Over 120 people, the majority of whom were from the local Muslim and Jewish communities, met in Hale last week for a silent vigil for peace in the Middle East at the invitation of Altrincham Interfaith Group.
Elinor Chohan MBE introduced the event, which was welcomed as being dignified, uplifting and positive in bringing local communities together in solidarity. A bell rang, initiating a profound 20-minute period of silence. In this shared stillness, Jews and Muslims sat side by side, bowing their heads in a collective reflection for resolution to the longstanding conflict that has divided Israel and Palestine.
The diverse attendees echoed a common sentiment – a yearning for peaceful coexistence and collaboration in an atmosphere of mutual respect. The vigil clearly demonstrated that hate and violence have no place within this community, aligning with the truth that “Darkness cannot drive out darkness; only light can do that,” echoing the wisdom of Dr Martin Luther King Jr.
Both sides have their own and differing narratives, but the commonality is that there are civilian casualties and human suffering on both sides. Contemplating the occasion, attendees conveyed a deep sense of positivity, departing from the event with uplifted spirits and a hopeful outlook. There is now an appeal for leaders to draw inspiration from the community’s unity, fostering collaboration to bring an end to the sorrowful conflict, and seeking a resolution that acknowledges the diverse needs and aspirations of those affected.

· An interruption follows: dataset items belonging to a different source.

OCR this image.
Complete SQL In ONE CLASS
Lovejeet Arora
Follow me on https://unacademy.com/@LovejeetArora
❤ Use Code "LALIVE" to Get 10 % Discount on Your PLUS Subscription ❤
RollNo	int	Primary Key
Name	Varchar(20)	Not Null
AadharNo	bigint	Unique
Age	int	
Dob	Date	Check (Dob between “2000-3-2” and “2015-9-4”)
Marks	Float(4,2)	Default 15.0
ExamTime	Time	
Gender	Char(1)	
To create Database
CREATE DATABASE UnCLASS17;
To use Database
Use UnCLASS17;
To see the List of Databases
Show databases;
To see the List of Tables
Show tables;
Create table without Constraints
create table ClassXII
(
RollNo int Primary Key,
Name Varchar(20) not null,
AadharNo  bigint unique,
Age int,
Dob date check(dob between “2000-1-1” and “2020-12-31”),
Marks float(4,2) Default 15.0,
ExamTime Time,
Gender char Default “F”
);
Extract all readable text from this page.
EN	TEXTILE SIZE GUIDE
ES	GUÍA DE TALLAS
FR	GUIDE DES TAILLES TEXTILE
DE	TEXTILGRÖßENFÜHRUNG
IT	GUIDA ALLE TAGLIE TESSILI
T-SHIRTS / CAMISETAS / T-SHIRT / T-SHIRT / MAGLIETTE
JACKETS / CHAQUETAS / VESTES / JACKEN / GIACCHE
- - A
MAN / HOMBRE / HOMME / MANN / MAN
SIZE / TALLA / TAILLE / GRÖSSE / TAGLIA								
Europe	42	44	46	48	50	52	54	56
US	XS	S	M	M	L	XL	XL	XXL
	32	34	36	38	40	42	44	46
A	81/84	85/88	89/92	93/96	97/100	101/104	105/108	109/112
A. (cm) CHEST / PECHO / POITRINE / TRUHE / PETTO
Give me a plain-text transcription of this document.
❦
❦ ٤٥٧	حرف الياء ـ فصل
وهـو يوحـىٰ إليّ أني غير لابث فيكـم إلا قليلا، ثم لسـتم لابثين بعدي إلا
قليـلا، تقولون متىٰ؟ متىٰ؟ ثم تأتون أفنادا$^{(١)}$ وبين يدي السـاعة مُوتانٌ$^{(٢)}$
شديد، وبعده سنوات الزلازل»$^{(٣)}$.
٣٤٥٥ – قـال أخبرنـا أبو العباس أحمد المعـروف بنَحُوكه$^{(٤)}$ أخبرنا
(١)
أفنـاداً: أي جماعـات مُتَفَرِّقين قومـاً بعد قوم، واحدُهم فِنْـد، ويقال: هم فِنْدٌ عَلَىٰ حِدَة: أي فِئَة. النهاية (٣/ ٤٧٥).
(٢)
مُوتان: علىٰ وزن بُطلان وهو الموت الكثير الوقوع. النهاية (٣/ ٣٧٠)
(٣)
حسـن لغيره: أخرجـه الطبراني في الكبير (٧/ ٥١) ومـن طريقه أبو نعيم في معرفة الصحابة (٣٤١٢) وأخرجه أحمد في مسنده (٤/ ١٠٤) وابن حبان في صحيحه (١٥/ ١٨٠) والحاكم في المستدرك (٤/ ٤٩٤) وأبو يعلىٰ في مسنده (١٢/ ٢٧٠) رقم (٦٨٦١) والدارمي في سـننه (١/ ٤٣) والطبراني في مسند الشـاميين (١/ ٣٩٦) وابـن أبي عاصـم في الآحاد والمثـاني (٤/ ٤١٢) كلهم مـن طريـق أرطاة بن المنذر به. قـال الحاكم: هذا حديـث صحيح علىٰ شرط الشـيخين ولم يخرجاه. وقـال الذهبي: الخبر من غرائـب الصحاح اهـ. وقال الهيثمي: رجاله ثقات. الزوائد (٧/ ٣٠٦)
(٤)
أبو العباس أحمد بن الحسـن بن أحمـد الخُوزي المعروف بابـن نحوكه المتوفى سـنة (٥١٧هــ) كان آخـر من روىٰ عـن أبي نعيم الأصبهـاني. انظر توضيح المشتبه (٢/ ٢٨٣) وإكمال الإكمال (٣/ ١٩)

Tom Ross, Leader of Trafford Council, commented on the significance of the vigil, stating, “We have all been shocked by the harrowing events in the Middle East, and the vigil was an opportunity for people from different communities in Trafford to come together, reflect, and pray for peace in the region.”
Rabbi Yisroel Binstock of Hale Synagogue, remarked, “There was a powerful and palpable energy in the room as friends and neighbours of all faiths and none gathered in silence together, united in our heartfelt desire for peace. I wish we could share that moment with others; it is difficult to heal a fractured world, but we can do it one village at a time.”
Elinor Chohan, Chair of AIG, reflected on the event, expressing, “In the tranquil silence, a healing essence pervaded, and the collective presence was powerful. It is my sincere hope that such gatherings can serve as a guiding light, illuminating a path for our communities to coexist harmoniously as neighbours and friends.”
Nasser Kurdy, surgeon and Imam said, “In this collective effort to transcend religious boundaries and come together in solidarity for peace, the Altrincham Interfaith Group exemplifies the potential for positive change that can occur when diverse communities unite for a common purpose. Strong friendships forged over the years are being severely tested and strained but they will not be broken for we all share a unified understanding of humanity. Being part of this gathering was very humbling and like everyone there, I left with a renewed sense of hope. I pray for the end of hostilities and the end of the senseless loss of lives. I pray that innocent people can return to their innocence and I pray for peace, prosperity and security for all people of Israel and Palestine.”